これからはアジサイと花菖蒲の季節となっていくのだろうけれど、いまの時期、近所の水道みちや公園を散歩しているとヤマボウシとクチナシの白い花が、鮮やかな新緑の中から浮かびだすように清楚な感じで咲いている。
ふと先日、センダンの木の花はまだ咲いているのか気になって、何処か近くで見られるところはないだろうかと思案していたら、成瀬の堂之坂公苑のことが頭をよぎった。それですぐに隣町にあるその小さな公苑まで行ってみた。まほろ市内の住宅地に囲まれた一角の堂之坂公苑、入口には門構えがある。もともとは旗本の米蔵のあった地所なんだそう。こじんまりとしているけれどもなかなか珍しい植栽もあり、よく手入れされた気持ちの良い庭園である。これがもし個人のものだったらじつに立派なもので、あまり混むといったこともなく、知る人ぞ知るといった穴場的な静かなところだ。入ってすぐの位置にヒマラヤ杉の大木が二本、その先に小さな芝生広場がひろがっていて、周囲には柿、梅、桜など植えられ、続く遊歩道奥には松や銀杏の大木ものぞめる。

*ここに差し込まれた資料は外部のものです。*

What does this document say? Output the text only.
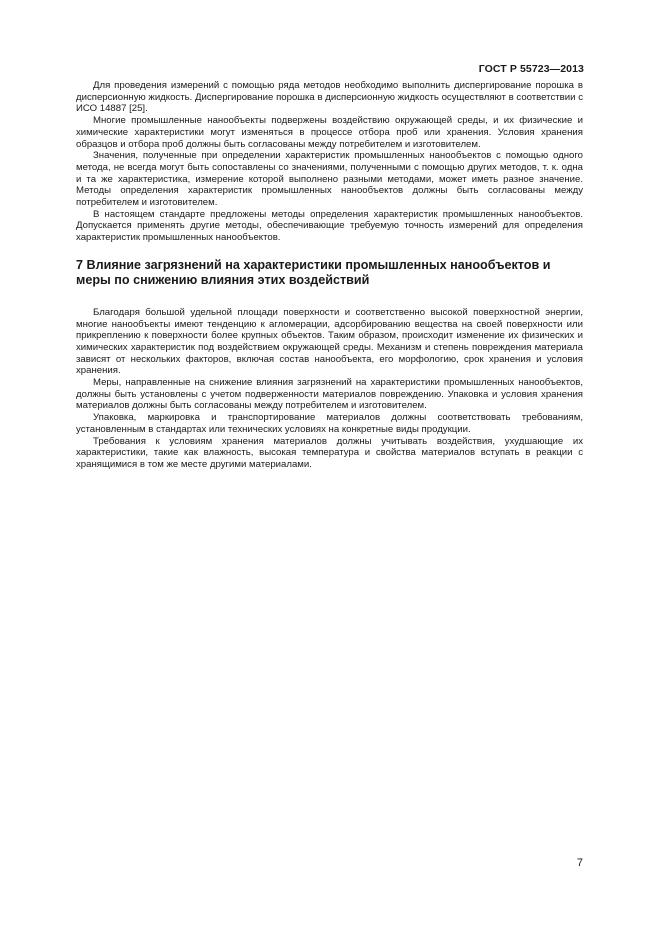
ГОСТ Р 55723—2013

Для проведения измерений с помощью ряда методов необходимо выполнить диспергирование порошка в дисперсионную жидкость. Диспергирование порошка в дисперсионную жидкость осуществляют в соответствии с ИСО 14887 [25].

Многие промышленные нанообъекты подвержены воздействию окружающей среды, и их физические и химические характеристики могут изменяться в процессе отбора проб или хранения. Условия хранения образцов и отбора проб должны быть согласованы между потребителем и изготовителем.

Значения, полученные при определении характеристик промышленных нанообъектов с помощью одного метода, не всегда могут быть сопоставлены со значениями, полученными с помощью других методов, т. к. одна и та же характеристика, измерение которой выполнено разными методами, может иметь разное значение. Методы определения характеристик промышленных нанообъектов должны быть согласованы между потребителем и изготовителем.

В настоящем стандарте предложены методы определения характеристик промышленных нанообъектов. Допускается применять другие методы, обеспечивающие требуемую точность измерений для определения характеристик промышленных нанообъектов.

7 Влияние загрязнений на характеристики промышленных нанообъектов и меры по снижению влияния этих воздействий

Благодаря большой удельной площади поверхности и соответственно высокой поверхностной энергии, многие нанообъекты имеют тенденцию к агломерации, адсорбированию вещества на своей поверхности или прикреплению к поверхности более крупных объектов. Таким образом, происходит изменение их физических и химических характеристик под воздействием окружающей среды. Механизм и степень повреждения материала зависят от нескольких факторов, включая состав нанообъекта, его морфологию, срок хранения и условия хранения.

Меры, направленные на снижение влияния загрязнений на характеристики промышленных нанообъектов, должны быть установлены с учетом подверженности материалов повреждению. Упаковка и условия хранения материалов должны быть согласованы между потребителем и изготовителем.

Упаковка, маркировка и транспортирование материалов должны соответствовать требованиям, установленным в стандартах или технических условиях на конкретные виды продукции.

Требования к условиям хранения материалов должны учитывать воздействия, ухудшающие их характеристики, такие как влажность, высокая температура и свойства материалов вступать в реакции с хранящимися в том же месте другими материалами.

7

すこし奥まった場所、見上げた大木の枝の先に淡い紫の霞のような感じで花の集合体がまだ残っていて、風に吹かれてるそのたびにその細かいひとつひとつの花々が散り落ちてきていた。都内青山にある根津美術館庭園にも同じくらいの立派なセンダンの木があったことを思い出した。
その場で地上に落ちてきた虫の様なその花を拾い上げてみると、ほんの小さな細長い五弁の花びらが褒章みたいな造形をしていて、ほのかな芳香がする。樹皮や果実は生薬の原料になるのだそうで、小さな花でもどことなく品が漂ってありがたく感じ、掌のうえでじっと見入る。夏の木立の陰影を想像していると、またふらりと訪れてみたい気がしてきた。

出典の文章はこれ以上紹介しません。